I waited and she stopped short on the other side of the car. If she had been upset inside, she didn’t show it now.
“Mr. Foster,” she said, and then decided that she didn’t like having the Packard between us. She came around to my side, the better to show me her legs. They were lovely legs. She could have been in pictures. Nobody would have complained about paying to look at her. She pulled at her lip and put her eyes in their corners so they weren’t on me. Indecision didn’t look natural on her.
“Am I supposed to guess what you want or are you going to tell me?”
“I just can’t stop thinking about Mandy Ehrhardt,” she said. “Do you have any ideas? About who did it?”
“I haven’t been asked to have any. In fact, quite the opposite.”
“How’d you come to find the—her?” Her eyes darted to my face and then went back to their corners.
“About the same way I found you and your brother yesterday. I just happened along at the wrong moment.”
This time her eyes went right to mine. She tried to cover her nervousness with a smile. “So you weren’t supposed to be, I don’t know, following Mandy, or something?”
“Didn’t you just get finished listening to Mr. Stark talk about how respectful I am of people’s privacy?”
“Yes, but Daddy would want you to tell me. It’s all right.”
“If that’s how he feels about it, he can tell me.”
“Well, what were you doing at the studio yesterday?” she tried.
“I knew then, but I don’t know now.”
She pouted. “You’re making this very difficult.”
I gave her a knowing grin. “Sorry.”
“I know that Daddy hired you yesterday and I know that you found Mandy’s body. I’m just trying to understand.” She paused for a second and decided she needed to add something to that. “It’s all so horrible.”
“Look, Miss Merton. I was hired by Al Knox, the head of security at the studio. If you want to take this up with Al, go ahead, but I’ve got work to do.” To make it convincing, I should have gotten in my car, but I didn’t.
She took a step closer and reached out to play with my tie. “You don’t like me, is that it?”
We both watched her hand toy with the silk.
“You think my family are awful people.”
“Miss Merton, I don’t think of your family at all.”

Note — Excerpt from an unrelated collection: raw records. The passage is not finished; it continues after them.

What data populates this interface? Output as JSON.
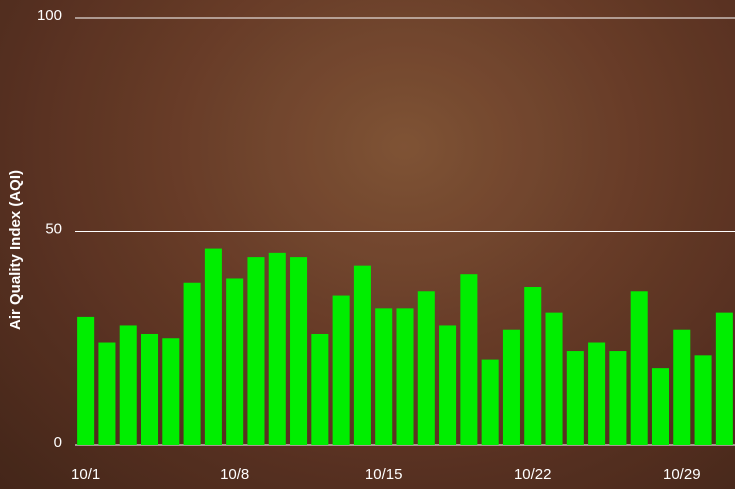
{
  "chart_data": {
    "type": "bar",
    "y_label": "Air Quality Index (AQI)",
    "categories": [
      "10/1",
      null,
      null,
      null,
      null,
      null,
      null,
      "10/8",
      null,
      null,
      null,
      null,
      null,
      null,
      "10/15",
      null,
      null,
      null,
      null,
      null,
      null,
      "10/22",
      null,
      null,
      null,
      null,
      null,
      null,
      "10/29",
      null,
      null
    ],
    "values": [
      30,
      24,
      28,
      26,
      25,
      38,
      46,
      39,
      44,
      45,
      44,
      26,
      35,
      42,
      32,
      32,
      36,
      28,
      40,
      20,
      27,
      37,
      31,
      22,
      24,
      22,
      36,
      18,
      27,
      21,
      31
    ],
    "color": "#00ee00",
    "ylim": [
      0,
      100
    ],
    "yticks": [
      0,
      50,
      100
    ],
    "grid": true
  }
}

“Not even now?” She had found more inches to eliminate between us. Her perfume made me think of homemade cookies, which soured both her and the cookies.
“I’m trying harder to forget your family every minute.”
“I just worry about Tommy. And Daddy,” she said. “They need a woman around but all they’ve got is me, which isn’t much of anything.”
“You’re definitely a woman.”
She raised her head the right angle. “I knew you could say nice things.”
“I can say all kinds of things.”
“Why did Daddy hire you? Was it about Tommy? You can tell me.”
“I told you before, your father didn’t hire me, Al Knox did. If you think your father was behind it, you’d better go ask him. Whatever you and your brother do is no concern of mine. Though from what I’ve seen, your brother does altogether too much of whatever it is he does.”
She stepped back then, all of her charm withdrawn. “How come you found Mandy?”
“It was an accident. It had nothing to do with anything.”
“That’s the best you can do?”
“I could do better, but you wouldn’t like it.”
She screwed herself up to say something more, but thought better of it and walked back to the house instead. She was a girl too used to getting what she wanted. Knox had warned me about her and her brother the day before, and now I could appreciate better what he’d meant. Poor Daddy. Running a movie studio wasn’t all it was cracked up to be. You might give people orders, but that didn’t mean your kids wouldn’t run all over town getting into trouble. In fact, it probably ensured it.
I got into my car and rolled down the hill again. This missing person job seemed like only slightly more of a case than protecting Chloë Rose. It must have been my advertising: give me your money, no satisfaction guaranteed.